Cannot resolve external resource into attachment.'Alas, poor boy, who sent thee hither?' (Merry Report)

The stage directions on the entrance of Little Dick, the only suitor to be named in the play, stipulate that the performer should be 'the lest that can play', which might indicate the inclusion of this role in order to elicit the sympathies of the audience. Certainly, part of the pleasure derived from the character during the August 2009 performances was due to the child's successful memorisation of his lines and the non-political nature of his request in comparison to the adult characters.

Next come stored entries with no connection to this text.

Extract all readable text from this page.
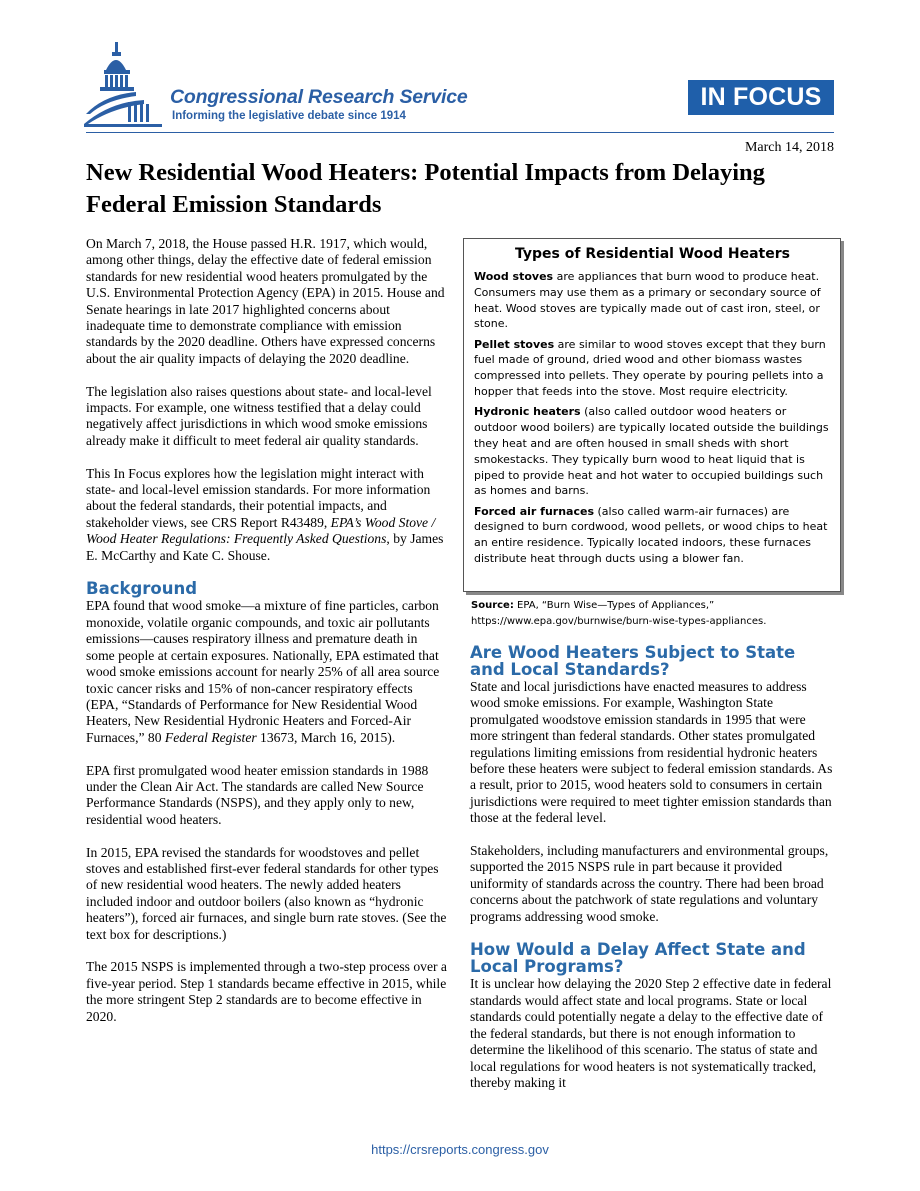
Congressional Research Service
Informing the legislative debate since 1914
IN FOCUS
March 14, 2018
New Residential Wood Heaters: Potential Impacts from Delaying Federal Emission Standards

On March 7, 2018, the House passed H.R. 1917, which would, among other things, delay the effective date of federal emission standards for new residential wood heaters promulgated by the U.S. Environmental Protection Agency (EPA) in 2015. House and Senate hearings in late 2017 highlighted concerns about inadequate time to demonstrate compliance with emission standards by the 2020 deadline. Others have expressed concerns about the air quality impacts of delaying the 2020 deadline.

The legislation also raises questions about state- and local-level impacts. For example, one witness testified that a delay could negatively affect jurisdictions in which wood smoke emissions already make it difficult to meet federal air quality standards.

This In Focus explores how the legislation might interact with state- and local-level emission standards. For more information about the federal standards, their potential impacts, and stakeholder views, see CRS Report R43489, EPA’s Wood Stove / Wood Heater Regulations: Frequently Asked Questions, by James E. McCarthy and Kate C. Shouse.

Background

EPA found that wood smoke—a mixture of fine particles, carbon monoxide, volatile organic compounds, and toxic air pollutants emissions—causes respiratory illness and premature death in some people at certain exposures. Nationally, EPA estimated that wood smoke emissions account for nearly 25% of all area source toxic cancer risks and 15% of non-cancer respiratory effects (EPA, “Standards of Performance for New Residential Wood Heaters, New Residential Hydronic Heaters and Forced-Air Furnaces,” 80 Federal Register 13673, March 16, 2015).

EPA first promulgated wood heater emission standards in 1988 under the Clean Air Act. The standards are called New Source Performance Standards (NSPS), and they apply only to new, residential wood heaters.

In 2015, EPA revised the standards for woodstoves and pellet stoves and established first-ever federal standards for other types of new residential wood heaters. The newly added heaters included indoor and outdoor boilers (also known as “hydronic heaters”), forced air furnaces, and single burn rate stoves. (See the text box for descriptions.)

The 2015 NSPS is implemented through a two-step process over a five-year period. Step 1 standards became effective in 2015, while the more stringent Step 2 standards are to become effective in 2020.

Types of Residential Wood Heaters

Wood stoves are appliances that burn wood to produce heat. Consumers may use them as a primary or secondary source of heat. Wood stoves are typically made out of cast iron, steel, or stone.

Pellet stoves are similar to wood stoves except that they burn fuel made of ground, dried wood and other biomass wastes compressed into pellets. They operate by pouring pellets into a hopper that feeds into the stove. Most require electricity.

Hydronic heaters (also called outdoor wood heaters or outdoor wood boilers) are typically located outside the buildings they heat and are often housed in small sheds with short smokestacks. They typically burn wood to heat liquid that is piped to provide heat and hot water to occupied buildings such as homes and barns.

Forced air furnaces (also called warm-air furnaces) are designed to burn cordwood, wood pellets, or wood chips to heat an entire residence. Typically located indoors, these furnaces distribute heat through ducts using a blower fan.

Source: EPA, “Burn Wise—Types of Appliances,” https://www.epa.gov/burnwise/burn-wise-types-appliances.
Are Wood Heaters Subject to State and Local Standards?

State and local jurisdictions have enacted measures to address wood smoke emissions. For example, Washington State promulgated woodstove emission standards in 1995 that were more stringent than federal standards. Other states promulgated regulations limiting emissions from residential hydronic heaters before these heaters were subject to federal emission standards. As a result, prior to 2015, wood heaters sold to consumers in certain jurisdictions were required to meet tighter emission standards than those at the federal level.

Stakeholders, including manufacturers and environmental groups, supported the 2015 NSPS rule in part because it provided uniformity of standards across the country. There had been broad concerns about the patchwork of state regulations and voluntary programs addressing wood smoke.

How Would a Delay Affect State and Local Programs?

It is unclear how delaying the 2020 Step 2 effective date in federal standards would affect state and local programs. State or local standards could potentially negate a delay to the effective date of the federal standards, but there is not enough information to determine the likelihood of this scenario. The status of state and local regulations for wood heaters is not systematically tracked, thereby making it

https://crsreports.congress.gov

The accumulation of food metaphors around this part was noteworthy however. Not only does the Boy provide the critic with some of the most compelling evidence for production of the original play in a Dining Hall, saying that he has heard that Jupiter has come from heaven, "Thys nyght to suppe here wyth my lorde" (line 1027), he also construes the dynamic of petitioning to the God as a nourishing act, claiming that those who sue, "shall sure have theyr bellyes full/ Of all wethers, who lyst to crave" (lines 1029-30). Further, when Merry Report relays the suits of the petitioners to Jupiter, he states that the Boy made his request "full gredely!" (line 1103). This might point either to the banqueting hall setting and perhaps the presence of food during the performance, or to the status of boys in the early Tudor period, giving a corporeal as well as temporal meaning to the name 'Little Dick'.